Des banquiers discrédités

Anshu Jain et Jürgen Fitschen sont les deux derniers banquiers à avoir démissionné de leur poste, la Deutsche Bank qu’ils dirigeaient étant impliquée dans environ 6000 litiges.
Photo: Daniel Roland Agence France-Presse Anshu Jain et Jürgen Fitschen sont les deux derniers banquiers à avoir démissionné de leur poste, la Deutsche Bank qu’ils dirigeaient étant impliquée dans environ 6000 litiges.

Si les litiges dans lesquels sont empêtrées les banques des deux côtés de l’Atlantique n’affectent que modérément leurs comptes, les conséquences peuvent être plus lourdes pour leurs dirigeants, à l’instar de Deutsche Bank, dont les patrons ont démissionné dimanche.

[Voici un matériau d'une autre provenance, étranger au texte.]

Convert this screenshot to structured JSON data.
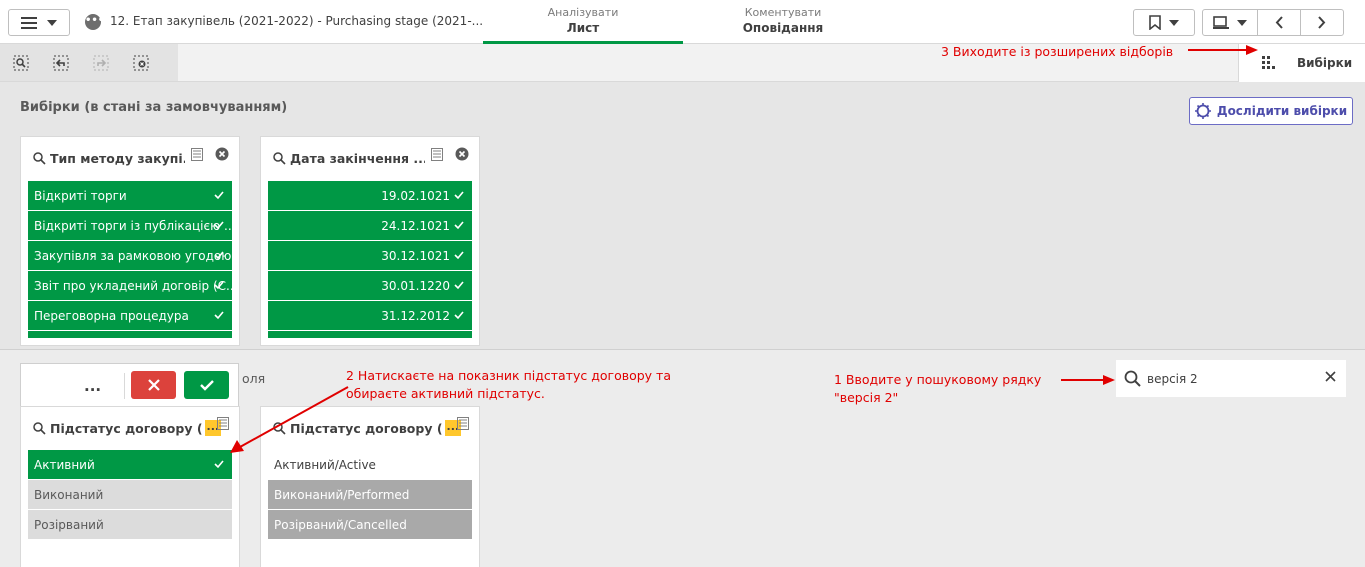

La démission surprise d’Anshu Jain et Jürgen Fitschen n’a pas été uniquement due aux piètres résultats de Deutsche Bank, mais aussi aux quelque 6000 litiges auxquels la banque doit faire face. Nombre de banques d’envergure mondiale sont empêtrées dans de nombreuses procédures judiciaires dans différents dossiers : manipulation de cours, de taux, pratiques douteuses, etc….

Pour l’économiste Dominique Plihon, c’est un « bon signal : il faut que les dirigeants prennent leurs responsabilités devant leurs actionnaires, mais aussi devant les usagers et l’opinion publique. C’est nécessaire pour la relation de confiance qui est centrale dans le secteur financier ». Le groupe allemand rejoint la liste des banques dont les dirigeants ont été poussés vers la sortie ces dernières années : Crédit Suisse, Barclays, Standard Chartered ou encore Royal Bank of Scotland.

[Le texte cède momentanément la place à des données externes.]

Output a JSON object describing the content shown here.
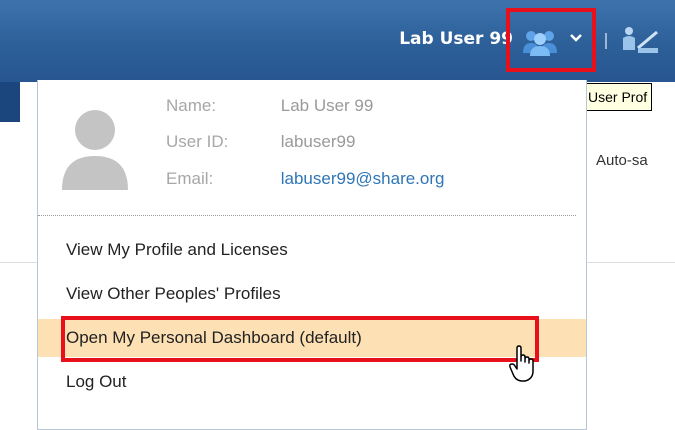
{
  "header": {
    "username": "Lab User 99",
    "user_menu_icon": "users-icon",
    "chevron_icon": "chevron-down-icon",
    "tool_icon": "dashboard-tool-icon"
  },
  "tooltip": {
    "text": "User Prof"
  },
  "background": {
    "autosave_text": "Auto-sa"
  },
  "profile": {
    "avatar_icon": "avatar-placeholder-icon",
    "name_label": "Name:",
    "name_value": "Lab User 99",
    "userid_label": "User ID:",
    "userid_value": "labuser99",
    "email_label": "Email:",
    "email_value": "labuser99@share.org"
  },
  "menu": {
    "items": [
      {
        "label": "View My Profile and Licenses"
      },
      {
        "label": "View Other Peoples' Profiles"
      },
      {
        "label": "Open My Personal Dashboard (default)"
      },
      {
        "label": "Log Out"
      }
    ]
  },
  "colors": {
    "header_blue": "#2d5f98",
    "highlight_red": "#e8101a",
    "hover_orange": "#fde0b4",
    "link_blue": "#2f76b6"
  }
}
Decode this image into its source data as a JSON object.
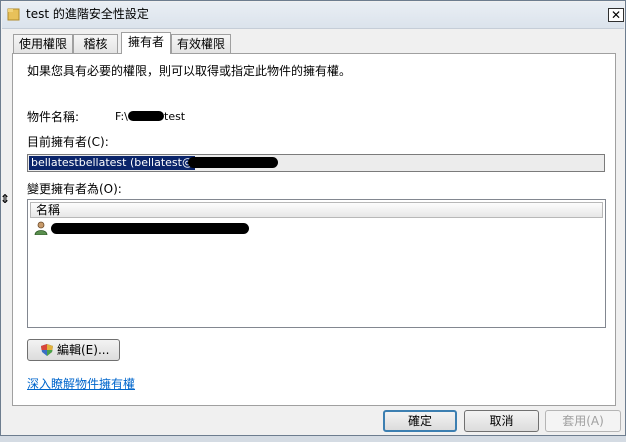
{
  "window": {
    "title": "test 的進階安全性設定",
    "close_label": "✕"
  },
  "tabs": [
    {
      "label": "使用權限",
      "active": false
    },
    {
      "label": "稽核",
      "active": false
    },
    {
      "label": "擁有者",
      "active": true
    },
    {
      "label": "有效權限",
      "active": false
    }
  ],
  "owner_page": {
    "description": "如果您具有必要的權限，則可以取得或指定此物件的擁有權。",
    "object_name_label": "物件名稱:",
    "object_name_prefix": "F:\\",
    "object_name_suffix": "test",
    "current_owner_label": "目前擁有者(C):",
    "current_owner_value": "bellatestbellatest (bellatest@",
    "change_owner_label": "變更擁有者為(O):",
    "list_header": "名稱",
    "edit_button": "編輯(E)...",
    "learn_more_link": "深入瞭解物件擁有權"
  },
  "footer": {
    "ok": "確定",
    "cancel": "取消",
    "apply": "套用(A)"
  },
  "colors": {
    "selection": "#0a246a",
    "link": "#0066cc",
    "default_button_border": "#3c7fb1"
  }
}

Si le lien entre ces départs et les litiges n’est pas toujours clairement établi par des banques, tous ces établissements ont eu maille à partir avec la justice depuis la fin de la crise financière.

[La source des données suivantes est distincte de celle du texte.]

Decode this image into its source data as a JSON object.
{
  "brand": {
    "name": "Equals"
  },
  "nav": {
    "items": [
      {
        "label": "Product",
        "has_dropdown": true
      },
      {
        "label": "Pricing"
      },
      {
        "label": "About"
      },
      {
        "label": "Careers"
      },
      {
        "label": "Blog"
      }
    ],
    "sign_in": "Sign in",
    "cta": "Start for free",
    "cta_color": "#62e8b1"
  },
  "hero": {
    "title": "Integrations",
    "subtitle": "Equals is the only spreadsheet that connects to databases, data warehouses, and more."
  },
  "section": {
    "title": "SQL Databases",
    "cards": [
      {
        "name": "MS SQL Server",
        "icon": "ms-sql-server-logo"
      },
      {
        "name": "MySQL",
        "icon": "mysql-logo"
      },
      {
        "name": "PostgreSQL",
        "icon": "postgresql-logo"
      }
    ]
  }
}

Le patron de Crédit Suisse, Brady Dougan, qui sera remplacé par l’assureur Tidjane Thiam en juin, était aux commandes durant l’enquête américaine qui a coûté au groupe 2,8 milliards de dollars. La britannique Barclays, première banque à avoir été condamnée dans l’affaire de la manipulation du taux interbancaire Libor, avait dû régler 290 millions de livres en 2012. Dans la foulée, son patron, Bob Diamond, avait démissionné et avait été remplacé par Antony Jenkins, venu de la banque de détail.

Sa compatriote Standard Chartered, qui a écopé l’an dernier d’une amende de 300 millions de dollars aux États-Unis pour non respect de ses engagements en matière de blanchiment d’argent, a annoncé en début d’année le départ de son patron, Peter Sands. À la Royal Bank of Scotland, également touchée par le scandale du Libor, le patron, Stephen Hester, avait été remplacé par un ancien de la banque de détail Ross McEwan.

En France, le président de BNP Paribas, Baudouin Prot, a cédé prématurément les rênes du groupe près de trois mois après l’amende record de 6,6 milliards d’euros pour violations d’embargos aux États-Unis.

Depuis la fin de la crise financière, les grandes banques se retrouvent régulièrement sur le banc des accusés, du fait du durcissement de la régulation et de la plus grande intransigeance d’autorités qui, soucieuses de satisfaire l’opinion publique, souhaitent aussi renflouer les caisses. En trois ans, Deutsche Bank a dû payer plus de 7 milliards d’euros pour régler divers litiges, la dernière amende en date totalisant 2,25 milliards d’euros pour une affaire de manipulation de taux.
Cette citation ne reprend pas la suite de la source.